Don sat back and listened to several of the usual solutions, pointing out how each one wouldn't work. Finally, he took pity on his students. "All right. Listen up. There's a teaching point here, as always. You all have focused on the material I gave you and not on the problem. You have tunnel vision. Someone give characteristics of the object you wish to remove from the pipe."

"It's round," one student drunkenly declared.

"True," Don acknowledged. "What else?"

"It's white," another announced to laughter.

"What else?" Out of the comer of his eye Batson noted that the men near the bathroom had now written numbers on napkins and were holding them up as women walked past.

"It bounces."

"Good.
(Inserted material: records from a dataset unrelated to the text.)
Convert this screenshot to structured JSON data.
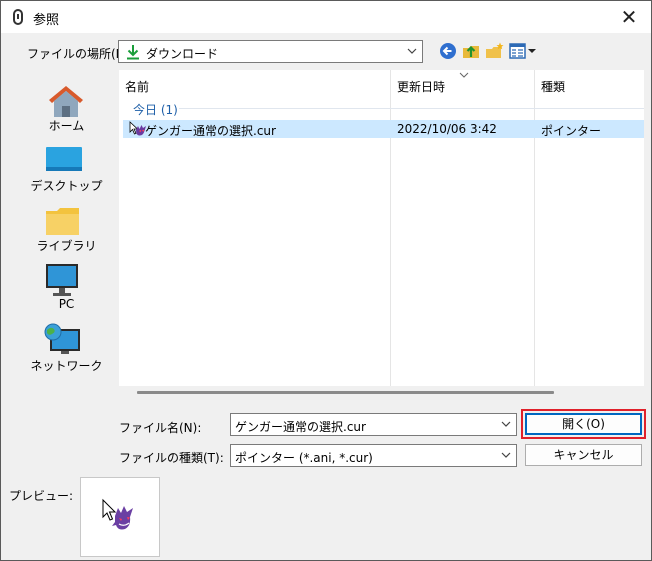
{
  "window": {
    "title": "参照",
    "close_glyph": "✕"
  },
  "toolbar": {
    "look_in_label": "ファイルの場所(I):",
    "look_in_value": "ダウンロード",
    "buttons": [
      "back-icon",
      "up-folder-icon",
      "new-folder-icon",
      "view-menu-icon"
    ]
  },
  "places": [
    {
      "label": "ホーム",
      "icon": "home-icon"
    },
    {
      "label": "デスクトップ",
      "icon": "desktop-icon"
    },
    {
      "label": "ライブラリ",
      "icon": "library-folder-icon"
    },
    {
      "label": "PC",
      "icon": "pc-monitor-icon"
    },
    {
      "label": "ネットワーク",
      "icon": "network-icon"
    }
  ],
  "file_list": {
    "columns": [
      "名前",
      "更新日時",
      "種類"
    ],
    "group_label": "今日 (1)",
    "rows": [
      {
        "name": "ゲンガー通常の選択.cur",
        "modified": "2022/10/06 3:42",
        "type": "ポインター",
        "selected": true
      }
    ]
  },
  "form": {
    "filename_label": "ファイル名(N):",
    "filename_value": "ゲンガー通常の選択.cur",
    "filetype_label": "ファイルの種類(T):",
    "filetype_value": "ポインター (*.ani, *.cur)",
    "open_button": "開く(O)",
    "cancel_button": "キャンセル"
  },
  "preview": {
    "label": "プレビュー:"
  },
  "colors": {
    "selection": "#cce8ff",
    "group_text": "#1e5fa8",
    "focus_highlight": "#e0202a",
    "default_button_border": "#0067c0"
  }
}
You're on the right track. More physical characteristics. How would you describe a Ping-Pong ball to someone who's never seen one?"

"It's a hollow plastic sphere."

Don smiled. "All right. What does a hollow plastic sphere do?" Seeing the frowns, he tried explaining further. "You've already said it bounces. What else?"

"It floats."

"Exactly!" Don looked at the student who'd come up with that. "How can you use that to get the ball out of the tube?"

"Well, you pour water in and it will float to the top." The student shook his head. "But you didn't give us any water as part of the material we could use."

Don shook his head. "That just reinforces the teaching point. You have to examine the problem without constricting yourself by given or known parameters. What do you always have with you when you approach any problem?"

"Your mind?"

"Yes," Don replied. "And your body. Isn't your body capable of producing fluid sufficient to get the Ping-Pong ball out of the tube?"

"Oh, gross," one of the students commented as he realized what Don was saying. "You mean take a leak in the pipe?"

"Exactly!"

With that, two men in three-piece suits slowly walked in the front door and gazed about, referring to a photo the lead man held in his hand. They looked out of place among the cowboy boots and hats.

"And speaking of that," Linda announced, "I have to take a little trip. Get me another beer, please," she whispered in Don's ear as she got to her feet.